Fatih şehre inmeden, kalede ki Ceneviz (Cenova) yetkililerine de teslim olmaları için bir haberci müfrezesi gönderdi. Savunma girişiminde bulunulmaksızın teslim olunması, aksi halde kalenin denizden ve karadan topa tutulacağı ve merhamet edilmeyeceği duyuruldu.
Denizden ve karadan ani bir kuşatma karşısında şaşıran kaledeki sorumlular, direnmeksizin teslim olma kararına vararak Cenova Konsolosunun başkanlığında bir heyeti Padişah'a gönderdiler.
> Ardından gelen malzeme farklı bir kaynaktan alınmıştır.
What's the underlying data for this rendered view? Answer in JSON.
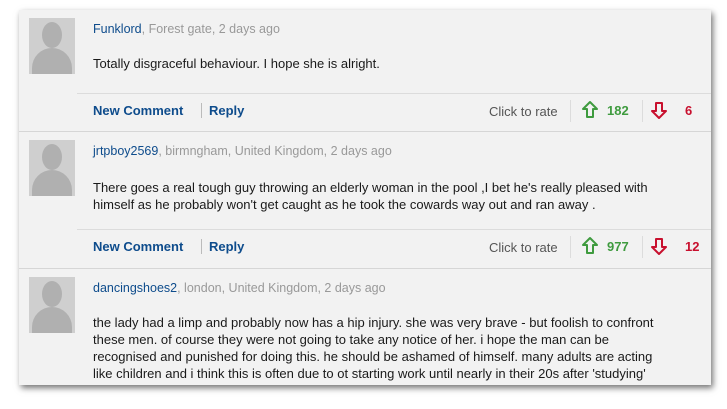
{
  "comments": [
    {
      "user": "Funklord",
      "location": ", Forest gate, 2 days ago",
      "text": "Totally disgraceful behaviour. I hope she is alright.",
      "new_comment": "New Comment",
      "reply": "Reply",
      "click_to_rate": "Click to rate",
      "up_votes": "182",
      "down_votes": "6"
    },
    {
      "user": "jrtpboy2569",
      "location": ", birmngham, United Kingdom, 2 days ago",
      "text_lines": [
        "There goes a real tough guy throwing an elderly woman in the pool ,I bet he's really pleased with",
        "himself as he probably won't get caught as he took the cowards way out and ran away ."
      ],
      "new_comment": "New Comment",
      "reply": "Reply",
      "click_to_rate": "Click to rate",
      "up_votes": "977",
      "down_votes": "12"
    },
    {
      "user": "dancingshoes2",
      "location": ", london, United Kingdom, 2 days ago",
      "text_lines": [
        "the lady had a limp and probably now has a hip injury. she was very brave - but foolish to confront",
        "these men. of course they were not going to take any notice of her. i hope the man can be",
        "recognised and punished for doing this. he should be ashamed of himself. many adults are acting",
        "like children and i think this is often due to ot starting work until nearly in their 20s after 'studying'"
      ]
    }
  ],
  "colors": {
    "up": "#3f9b3f",
    "down": "#c8102e",
    "link": "#0e4c8c"
  },
  "icons": {
    "up": "arrow-up-outline-icon",
    "down": "arrow-down-outline-icon",
    "avatar": "default-avatar-icon"
  }
}
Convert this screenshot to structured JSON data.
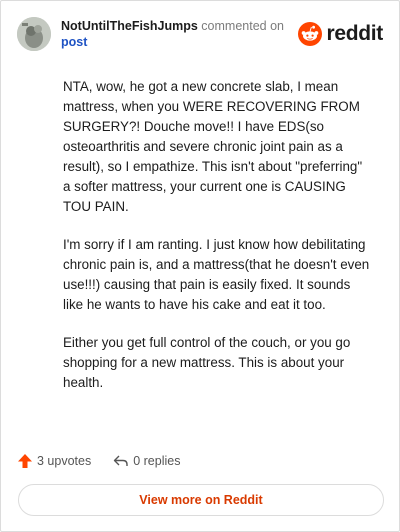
{
  "header": {
    "username": "NotUntilTheFishJumps",
    "action_text": "commented on",
    "post_link": "post",
    "brand_name": "reddit",
    "brand_color": "#ff4500",
    "avatar_icon": "avatar-icon",
    "logo_icon": "reddit-snoo-icon"
  },
  "comment": {
    "paragraphs": [
      "NTA, wow, he got a new concrete slab, I mean mattress, when you WERE RECOVERING FROM SURGERY?! Douche move!! I have EDS(so osteoarthritis and severe chronic joint pain as a result), so I empathize. This isn't about \"preferring\" a softer mattress, your current one is CAUSING TOU PAIN.",
      "I'm sorry if I am ranting. I just know how debilitating chronic pain is, and a mattress(that he doesn't even use!!!) causing that pain is easily fixed. It sounds like he wants to have his cake and eat it too.",
      "Either you get full control of the couch, or you go shopping for a new mattress. This is about your health."
    ]
  },
  "actions": {
    "upvotes": "3 upvotes",
    "replies": "0 replies",
    "upvote_icon": "upvote-arrow-icon",
    "reply_icon": "reply-arrow-icon",
    "upvote_color": "#ff4500"
  },
  "footer": {
    "view_more_label": "View more on Reddit",
    "link_color": "#d93a00"
  }
}
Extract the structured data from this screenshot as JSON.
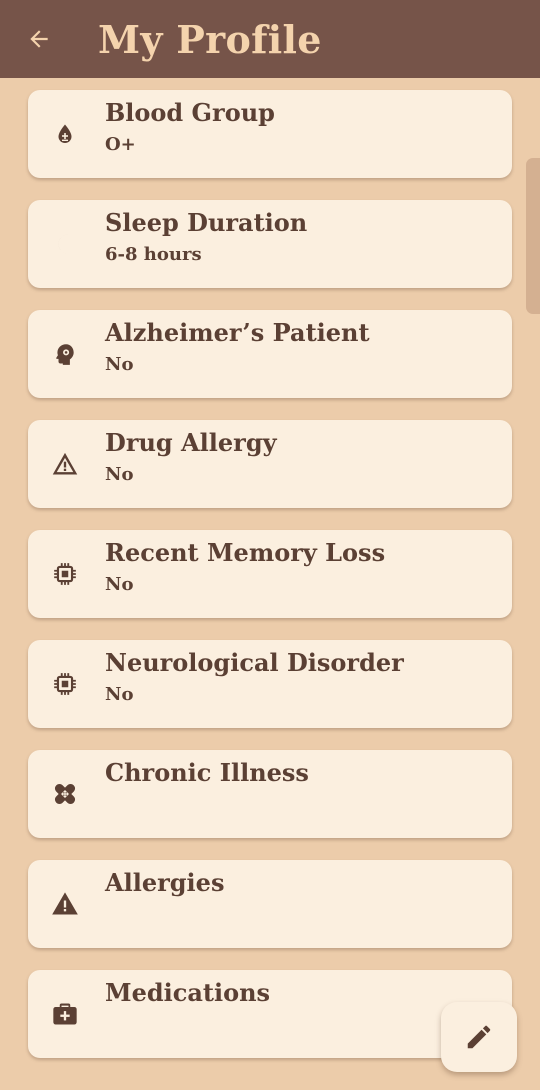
{
  "header": {
    "title": "My Profile"
  },
  "fields": [
    {
      "label": "Blood Group",
      "value": "O+",
      "icon": "blood-drop-icon"
    },
    {
      "label": "Sleep Duration",
      "value": "6-8 hours",
      "icon": "moon-icon"
    },
    {
      "label": "Alzheimer’s Patient",
      "value": "No",
      "icon": "head-brain-icon"
    },
    {
      "label": "Drug Allergy",
      "value": "No",
      "icon": "warning-outline-icon"
    },
    {
      "label": "Recent Memory Loss",
      "value": "No",
      "icon": "memory-chip-icon"
    },
    {
      "label": "Neurological Disorder",
      "value": "No",
      "icon": "memory-chip-icon"
    },
    {
      "label": "Chronic Illness",
      "value": "",
      "icon": "healing-bandage-icon"
    },
    {
      "label": "Allergies",
      "value": "",
      "icon": "warning-filled-icon"
    },
    {
      "label": "Medications",
      "value": "",
      "icon": "medical-bag-icon"
    }
  ],
  "colors": {
    "background": "#ecccaa",
    "appbar": "#765449",
    "title": "#f4d3ad",
    "card": "#fbefdf",
    "text": "#5b4034"
  }
}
Bu sonuçla, Amasra'da 1204 yılından beri süren Ceneviz egemenliği sona erdi.
Fatih Sultan Mehmet Amasra`nın güzelliği karşısında kaleleri direk bombalayarak yok etmek veya hasar vermek yerine ,daha meşakkatli bir yol izlemesine neden oluyor.Bu da Fatih`in Anadolu topraklarında ki tarihi ve güzellikleri aynı zamanda korunmasını da gösteriyor.
(Oysa bugün Fatih`i sürekli ağzına alanlar, aynı kanaatte değiller.Bu güzelliği santrallerle boğmaya çalışıyorlar)
Fatih Sultan Mehmet Amasra`dan sonra Ankara`ya çekildiği bilinir.Donanma ise Sinop`a yönelmiştir.
Fatih`in Amasra`dan ,Ankara`ya nasıl geçtiği hakkında da bir iki söz edelim.
Her zaman demişimdir; Atatürk ile Fatih`in veya Kurtuluş Savaşı ile Fatih döneminin ortak noktaları bulunuyordu.Bunun nedeni hem güçlü komutanlık hem de bölge koşullarında mücadele etmekle alakalıydı.
Kurtuluş Savaşı’nın en önemli sevkıyat yollarından biri İnebolu`dan Ankara güzergahı yolu idi.Yani bugün "Kurtuluş Yolu" diye adlandırılan Karadeniz`den Ankara`ya en kolay ulaşım yolu.
Hatta Kurtuluş Savaşı’nda Istanbul`dan atla veya at arabası ile gelenlerin, yine Zonguldak`tan geçip Bartın üzerinden İnebolu‘ya ulaşıp, buradan Ankara‘ya hareket edildiği biliniyor.
Mesela Atatürk`ün akrabası Fikriye Hanım ,Almanya`nın Münih şehrinden döndükten sonra; İstanbul'dan ,Çankaya Köşkü‘ne gitmek için yola çıktığında, bu yolu kullanmıştı.Ben yine bu yolun Düzce,Eğerci,Devrek Çaycuma-Bartın Amasra ,İnebolu`dan, Ankara istikametine doğru olduğunu düşünüyorum.
Bunu ilk duyduğumda pek inandırıcı gelmemişti bana ama; o günkü şartlara bakıldığında Ankara`ya herhangi bir yol olmadığını düşünürsek , hayvanlar kullanılarak ulaşılan yolun en kestirmeden çok, en uygun olması gerektirdiği için bu yolu kullandıklarını düşünüyorum.
Bu yol bugün Istanbul- Ankara demiryolu hattına bağlanması düşünülen,Düzce`den Bartın arası en uygun demiryolu projesi istikametindedir.
Yani Fatih Sultan Mehmet Amasra`dan Ankara`ya geçtiğinde, Kurucaşile, Cide`den de geçmiş olabileceğini düşünüyorum.
Fatih`in Ankara`da bir süre kalması ve Doğu Karadeniz seferi hakkında oldukça geniş kaynaklar bulunmaktadır.Fatih`in Doğru Karadeniz seferi hakkında bilgiye isteyenler ulaşabilir.
Belki konuyu daha derinden değerlendirip ,ileride bir belgesel de yapabilirim.